John died in 1994 which rocked all our lives. It was then that she threw herself into her new role as Gran Anne or Badger to all her grandchildren and the surrogate grandchildren who adopted her as their own. Her grandchildren each have their own special memories of Gran as you will see in the order of service. They really were her world and her reason for living.

After a heart attack she stopped work and was then able to spend a few years of eternal Summers with half the year in England and the other in Australia. What adventures she had and what love she could share. In Sydney and Brisbane, on the other side of the world, there are people who will always have memories of the love and laughter they shared. Here, fellow Piscean and Special Lady, Jo was her “Daughter in Oz” whom she loved as much as her English ones , and probably gave her less trouble!

Anne’s friends continued to encourage her sense of adventure and mischief. They had holidays and days out where she could be away from her family and let her hair down. Her annual trips to London to The National Theatre with Dorothy and the week at the Ways With Words Festival were highlights in her English calendar.

In 2002 Anne decided to base herself in Frome to be near Julie, JG and their family when she wasn’t in Australia. She quickly became a hit with the Henley Way crew with her famous bacon sandwiches, willingness to tidy after them and to cover for them when Julie was around! In return we could always be sure that when her memory started to fail and she was on a wander around the town there would be someone who knew her to make sure she was safe, happy and able to get home.
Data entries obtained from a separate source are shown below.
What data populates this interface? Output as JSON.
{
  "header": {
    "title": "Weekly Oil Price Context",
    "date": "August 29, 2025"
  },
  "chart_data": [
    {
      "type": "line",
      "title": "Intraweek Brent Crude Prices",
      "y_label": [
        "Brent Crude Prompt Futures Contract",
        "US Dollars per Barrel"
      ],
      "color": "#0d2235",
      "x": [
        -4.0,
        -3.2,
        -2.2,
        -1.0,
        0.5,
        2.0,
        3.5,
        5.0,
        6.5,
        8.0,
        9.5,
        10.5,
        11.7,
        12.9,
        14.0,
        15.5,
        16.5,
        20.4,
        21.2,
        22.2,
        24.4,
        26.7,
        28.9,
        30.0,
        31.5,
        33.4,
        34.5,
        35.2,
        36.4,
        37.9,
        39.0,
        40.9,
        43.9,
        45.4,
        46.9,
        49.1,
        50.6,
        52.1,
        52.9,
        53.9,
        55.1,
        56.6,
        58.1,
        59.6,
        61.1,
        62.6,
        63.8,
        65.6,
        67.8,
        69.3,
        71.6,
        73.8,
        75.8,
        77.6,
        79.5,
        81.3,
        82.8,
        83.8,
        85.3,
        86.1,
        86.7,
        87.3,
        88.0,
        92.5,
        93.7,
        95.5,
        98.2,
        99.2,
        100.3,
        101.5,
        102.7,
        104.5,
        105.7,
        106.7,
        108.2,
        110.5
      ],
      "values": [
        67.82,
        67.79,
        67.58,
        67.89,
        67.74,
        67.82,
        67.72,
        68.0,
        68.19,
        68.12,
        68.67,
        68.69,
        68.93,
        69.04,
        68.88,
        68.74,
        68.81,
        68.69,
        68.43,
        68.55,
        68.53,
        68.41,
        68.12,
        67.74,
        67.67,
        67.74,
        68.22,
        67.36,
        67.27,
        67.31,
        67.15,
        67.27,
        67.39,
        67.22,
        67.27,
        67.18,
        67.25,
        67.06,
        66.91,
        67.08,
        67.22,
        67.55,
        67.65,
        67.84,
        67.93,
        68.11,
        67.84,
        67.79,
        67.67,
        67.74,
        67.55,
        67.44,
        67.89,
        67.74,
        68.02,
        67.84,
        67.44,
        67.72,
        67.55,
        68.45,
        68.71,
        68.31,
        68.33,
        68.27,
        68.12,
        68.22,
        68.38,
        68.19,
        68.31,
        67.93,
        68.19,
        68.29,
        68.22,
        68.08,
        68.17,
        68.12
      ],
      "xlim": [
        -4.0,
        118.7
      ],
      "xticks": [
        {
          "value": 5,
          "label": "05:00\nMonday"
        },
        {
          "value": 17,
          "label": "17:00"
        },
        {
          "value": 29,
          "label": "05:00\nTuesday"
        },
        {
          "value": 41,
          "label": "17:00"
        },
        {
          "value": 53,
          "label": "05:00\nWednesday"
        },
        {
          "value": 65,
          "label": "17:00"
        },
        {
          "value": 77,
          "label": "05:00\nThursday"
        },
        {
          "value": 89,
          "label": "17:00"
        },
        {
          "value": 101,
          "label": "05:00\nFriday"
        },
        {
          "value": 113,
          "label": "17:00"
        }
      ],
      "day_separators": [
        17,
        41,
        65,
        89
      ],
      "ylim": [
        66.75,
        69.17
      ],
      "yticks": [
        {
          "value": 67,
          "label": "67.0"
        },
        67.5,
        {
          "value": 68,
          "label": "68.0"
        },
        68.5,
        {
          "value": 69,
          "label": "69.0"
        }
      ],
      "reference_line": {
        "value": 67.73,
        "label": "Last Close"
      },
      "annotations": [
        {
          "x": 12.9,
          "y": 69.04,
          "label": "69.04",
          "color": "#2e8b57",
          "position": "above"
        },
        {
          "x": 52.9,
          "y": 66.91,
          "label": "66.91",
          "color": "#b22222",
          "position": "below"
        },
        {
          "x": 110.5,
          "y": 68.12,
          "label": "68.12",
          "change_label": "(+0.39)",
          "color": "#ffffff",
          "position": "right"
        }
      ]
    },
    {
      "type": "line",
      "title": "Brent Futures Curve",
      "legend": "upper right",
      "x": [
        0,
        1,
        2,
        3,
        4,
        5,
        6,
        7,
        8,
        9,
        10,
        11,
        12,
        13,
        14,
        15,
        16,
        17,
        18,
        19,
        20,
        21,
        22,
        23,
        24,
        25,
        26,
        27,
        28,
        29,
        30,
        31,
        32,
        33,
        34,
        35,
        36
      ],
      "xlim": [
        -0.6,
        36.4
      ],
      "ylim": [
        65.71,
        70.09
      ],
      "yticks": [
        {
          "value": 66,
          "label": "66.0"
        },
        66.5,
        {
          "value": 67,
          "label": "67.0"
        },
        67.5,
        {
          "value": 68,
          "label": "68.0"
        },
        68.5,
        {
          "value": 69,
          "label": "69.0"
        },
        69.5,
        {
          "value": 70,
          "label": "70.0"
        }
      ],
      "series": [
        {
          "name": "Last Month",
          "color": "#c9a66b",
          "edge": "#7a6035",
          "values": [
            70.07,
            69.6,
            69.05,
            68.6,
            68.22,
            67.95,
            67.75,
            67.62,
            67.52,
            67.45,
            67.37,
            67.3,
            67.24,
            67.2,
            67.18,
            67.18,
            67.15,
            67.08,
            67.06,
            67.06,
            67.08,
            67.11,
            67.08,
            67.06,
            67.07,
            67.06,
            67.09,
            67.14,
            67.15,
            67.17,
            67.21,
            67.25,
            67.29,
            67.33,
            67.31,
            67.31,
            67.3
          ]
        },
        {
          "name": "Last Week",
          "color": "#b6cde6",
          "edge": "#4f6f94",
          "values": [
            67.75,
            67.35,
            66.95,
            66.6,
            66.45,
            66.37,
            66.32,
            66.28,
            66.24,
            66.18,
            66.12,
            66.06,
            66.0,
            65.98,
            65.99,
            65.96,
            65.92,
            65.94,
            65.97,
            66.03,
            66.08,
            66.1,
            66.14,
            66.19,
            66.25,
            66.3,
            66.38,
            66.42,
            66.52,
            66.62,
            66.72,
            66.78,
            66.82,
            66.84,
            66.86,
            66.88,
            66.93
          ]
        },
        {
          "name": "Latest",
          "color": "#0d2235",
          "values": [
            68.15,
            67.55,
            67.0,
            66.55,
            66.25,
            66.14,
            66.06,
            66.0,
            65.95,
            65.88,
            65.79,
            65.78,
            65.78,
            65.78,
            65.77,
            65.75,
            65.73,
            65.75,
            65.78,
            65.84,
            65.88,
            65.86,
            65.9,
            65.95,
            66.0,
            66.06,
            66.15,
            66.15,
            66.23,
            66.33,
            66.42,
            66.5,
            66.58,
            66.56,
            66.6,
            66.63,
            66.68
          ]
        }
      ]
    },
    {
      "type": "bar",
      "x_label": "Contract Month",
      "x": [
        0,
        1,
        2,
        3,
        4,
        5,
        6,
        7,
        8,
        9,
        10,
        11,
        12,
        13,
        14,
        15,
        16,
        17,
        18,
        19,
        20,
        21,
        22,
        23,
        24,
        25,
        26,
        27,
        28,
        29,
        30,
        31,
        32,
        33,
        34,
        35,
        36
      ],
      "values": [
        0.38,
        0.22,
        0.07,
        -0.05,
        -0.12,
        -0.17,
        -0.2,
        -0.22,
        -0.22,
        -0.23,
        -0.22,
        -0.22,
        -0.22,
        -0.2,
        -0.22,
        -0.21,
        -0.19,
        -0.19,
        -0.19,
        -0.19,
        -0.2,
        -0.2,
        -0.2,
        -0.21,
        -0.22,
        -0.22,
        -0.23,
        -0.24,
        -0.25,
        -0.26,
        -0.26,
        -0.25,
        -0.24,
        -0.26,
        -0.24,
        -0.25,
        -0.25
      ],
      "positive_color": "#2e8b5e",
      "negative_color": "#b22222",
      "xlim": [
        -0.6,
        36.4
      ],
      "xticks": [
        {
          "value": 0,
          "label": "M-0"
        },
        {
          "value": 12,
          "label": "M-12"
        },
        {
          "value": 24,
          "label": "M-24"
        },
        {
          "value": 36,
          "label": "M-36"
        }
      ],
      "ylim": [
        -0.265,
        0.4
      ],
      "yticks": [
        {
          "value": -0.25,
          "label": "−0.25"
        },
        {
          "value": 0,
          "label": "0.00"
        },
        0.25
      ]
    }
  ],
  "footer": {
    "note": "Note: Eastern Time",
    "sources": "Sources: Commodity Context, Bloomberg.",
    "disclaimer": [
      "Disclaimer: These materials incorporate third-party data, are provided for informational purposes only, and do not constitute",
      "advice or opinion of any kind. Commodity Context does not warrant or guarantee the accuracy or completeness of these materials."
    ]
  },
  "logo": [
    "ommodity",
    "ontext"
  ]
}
It was this support, and the care of her girls from Somerset Care at Home that meant she could keep her independence for as long as possible. Anne always turned the table on the carers making sure they had their cup of tea and checking they had eaten properly on their rounds. She found a special place in their hearts during their busy shifts.

Eventually Anne needed more care than we could manage at home. This is a time that every family dreads. Luckily we found Critchill Court which was to become her home for almost 3 years. As Anne’s dementia took its final hold the staff at Critchill made sure her days were happy and filled with love. They supported the family through this time and we had lots of happy, fun and laughter filled days with their Mrs Giggles. To everyone at this special place we thank you from the bottom of our hearts for being the amazing people that you are and for loving Anne as your own.

The story of Anne’s life is not complete without recognising the next generation of little people who now see her as the brightest star in the sky – even brighter than the North Star isn’t that right Jacob? They brought love and cuddles and lots of kisses on every visit.

On her last day Anne was dressed in her red dress ready to “Rock Up In Red” for the British Heart Foundation Coffee Morning. Despite this devastating illness she was living life right up to her very last breath.

Whether we are Anne’s children, their partners, her Grandchildren, Great Grandchildren, Nieces, Nephews, Friends, Colleagues or Carers we have the same thing in common. We are here today because we loved and admired Anne Belchamber. An unusual name for an extraordinary lady.